Start-up Ripple, for example, offers a way for users to buy and sell currencies using some bitcoin technologies but not its computer-hogging method of confirmation, called mining. End users needn’t know or care that they’re using a system with bitcoin roots.
“Then people won’t even know they’re using it, they’ll be using brands that they trust that will be using these protocols. All they’ll know is that they suddenly get to send money to India for free, instantly,” said Ripple CEO Chris Larsen.
Bitcoin’s biggest potential market may be among the millions of people with limited access to proper banking services.
Bitcoin naturally lends itself to the idea of a mobile wallet, and of small payments that have so far been too expensive for mass adoption. Users of dogecoin, a variant of bitcoin, for example, raised funds for the Jamaican bobsled team and three Indian athletes to go to last month’s Winter Olympics, and this week raised more than $30,000 to build wells in Kenya.
Bitcoin and its offshoots also offer a way round government currency controls – either by converting fiat currency to a virtual currency that can be sent overseas, or by bypassing the local currency entirely.
Next week, an Icelander who calls himself Baldur Friggjar Óðinsson will start releasing a new crypto-currency he has created himself, Auroracoin, to all Icelanders who want some. The idea, he said in an email interview, “is to free the Icelandic people from fiat currency and currency controls” by giving them access to a currency that can be traded online or, in theory, used to pay for goods and services.
Icelanders have been restricted from converting their cash into foreign currency since the 2008 financial crisis. Each Icelander can download their allocation of Auroracoins, worth about $500 at current prices, from a website.
“Hopefully this is the beginning of a lasting revolution, where the power over money is removed from the elite and placed in the hands of the people,” Baldur said.
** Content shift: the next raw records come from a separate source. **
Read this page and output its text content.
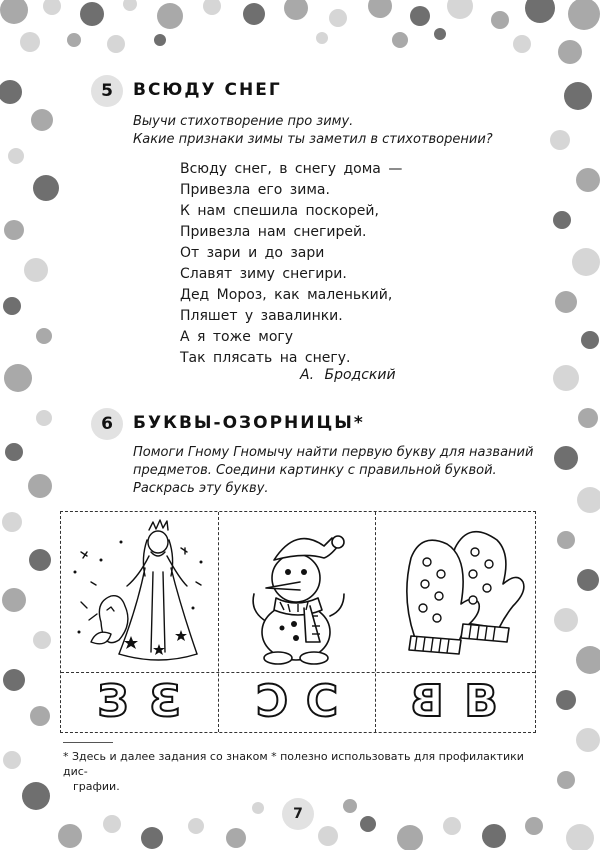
5	ВСЮДУ СНЕГ
Выучи стихотворение про зиму.
Какие признаки зимы ты заметил в стихотворении?
Всюду снег, в снегу дома —
Привезла его зима.
К нам спешила поскорей,
Привезла нам снегирей.
От зари и до зари
Славят зиму снегири.
Дед Мороз, как маленький,
Пляшет у завалинки.
А я тоже могу
Так плясать на снегу.
А. Бродский
6	БУКВЫ-ОЗОРНИЦЫ*
Помоги Гному Гномычу найти первую букву для названий
предметов. Соедини картинку с правильной буквой.
Раскрась эту букву.
З З С С В В
* Здесь и далее задания со знаком * полезно использовать для профилактики дис-
графии.
7
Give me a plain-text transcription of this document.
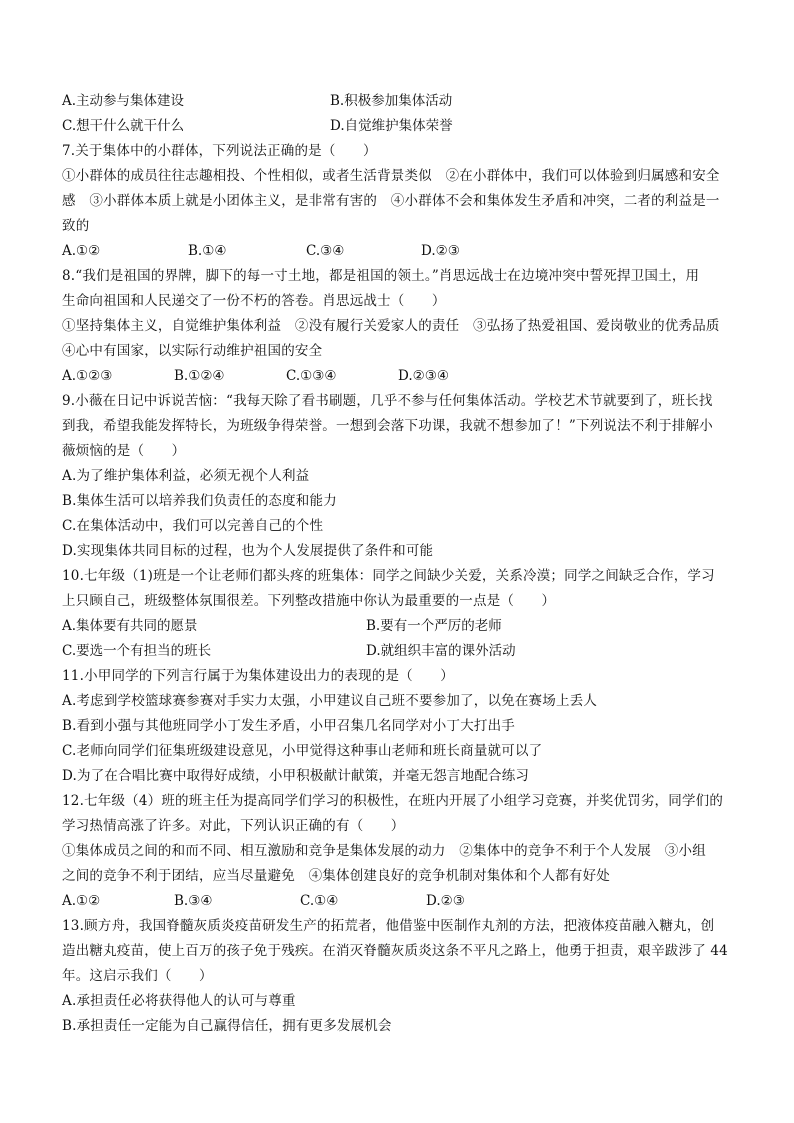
A.主动参与集体建设	B.积极参加集体活动
C.想干什么就干什么	D.自觉维护集体荣誉
7.关于集体中的小群体，下列说法正确的是（　　）
①小群体的成员往往志趣相投、个性相似，或者生活背景类似　②在小群体中，我们可以体验到归属感和安全
感　③小群体本质上就是小团体主义，是非常有害的　④小群体不会和集体发生矛盾和冲突，二者的利益是一
致的
A.①②	B.①④	C.③④	D.②③
8.“我们是祖国的界牌，脚下的每一寸土地，都是祖国的领土。”肖思远战士在边境冲突中誓死捍卫国土，用
生命向祖国和人民递交了一份不朽的答卷。肖思远战士（　　）
①坚持集体主义，自觉维护集体利益　②没有履行关爱家人的责任　③弘扬了热爱祖国、爱岗敬业的优秀品质
④心中有国家，以实际行动维护祖国的安全
A.①②③	B.①②④	C.①③④	D.②③④
9.小薇在日记中诉说苦恼：“我每天除了看书刷题，几乎不参与任何集体活动。学校艺术节就要到了，班长找
到我，希望我能发挥特长，为班级争得荣誉。一想到会落下功课，我就不想参加了！”下列说法不利于排解小
薇烦恼的是（　　）
A.为了维护集体利益，必须无视个人利益
B.集体生活可以培养我们负责任的态度和能力
C.在集体活动中，我们可以完善自己的个性
D.实现集体共同目标的过程，也为个人发展提供了条件和可能
10.七年级（1)班是一个让老师们都头疼的班集体：同学之间缺少关爱，关系冷漠；同学之间缺乏合作，学习
上只顾自己，班级整体氛围很差。下列整改措施中你认为最重要的一点是（　　）
A.集体要有共同的愿景	B.要有一个严厉的老师
C.要选一个有担当的班长	D.就组织丰富的课外活动
11.小甲同学的下列言行属于为集体建设出力的表现的是（　　）
A.考虑到学校篮球赛参赛对手实力太强，小甲建议自己班不要参加了，以免在赛场上丢人
B.看到小强与其他班同学小丁发生矛盾，小甲召集几名同学对小丁大打出手
C.老师向同学们征集班级建设意见，小甲觉得这种事山老师和班长商量就可以了
D.为了在合唱比赛中取得好成绩，小甲积极献计献策，并毫无怨言地配合练习
12.七年级（4）班的班主任为提高同学们学习的积极性，在班内开展了小组学习竞赛，并奖优罚劣，同学们的
学习热情高涨了许多。对此，下列认识正确的有（　　）
①集体成员之间的和而不同、相互激励和竞争是集体发展的动力　②集体中的竞争不利于个人发展　③小组
之间的竞争不利于团结，应当尽量避免　④集体创建良好的竞争机制对集体和个人都有好处
A.①②	B.③④	C.①④	D.②③
13.顾方舟，我国脊髓灰质炎疫苗研发生产的拓荒者，他借鉴中医制作丸剂的方法，把液体疫苗融入糖丸，创
造出糖丸疫苗，使上百万的孩子免于残疾。在消灭脊髓灰质炎这条不平凡之路上，他勇于担责，艰辛跋涉了 44
年。这启示我们（　　）
A.承担责任必将获得他人的认可与尊重
B.承担责任一定能为自己赢得信任，拥有更多发展机会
Revolutionary talk aside, the legacy of bitcoin could be in the way it can decentralize any kind of transaction. The record of all transactions using the bitcoin protocol are stored in something called a blockchain – a log of where all bitcoins have changed hands.
Forget bitcoin as merely a currency, said the foundation’s Vessenes, and think of it as a decentralized way to confer and agree ownership.
The smallest unit of bitcoin, the satoshi, could be a token that represents ownership of a share – with details of who should be paid a dividend, or who can vote at shareholder meetings – all built directly into the token. Ownership of a car could be managed the same way, so it only responds to someone who can prove possession and ownership of that token.
“Money, or what one perceives as money, is just a form of disintermediated trust,” says Pindar Wong, a Hong Kong-based consultant who has been working on internet-based payment technologies. “There’s a whole scope of innovation here and we’re just touching the tip of a very big iceberg.”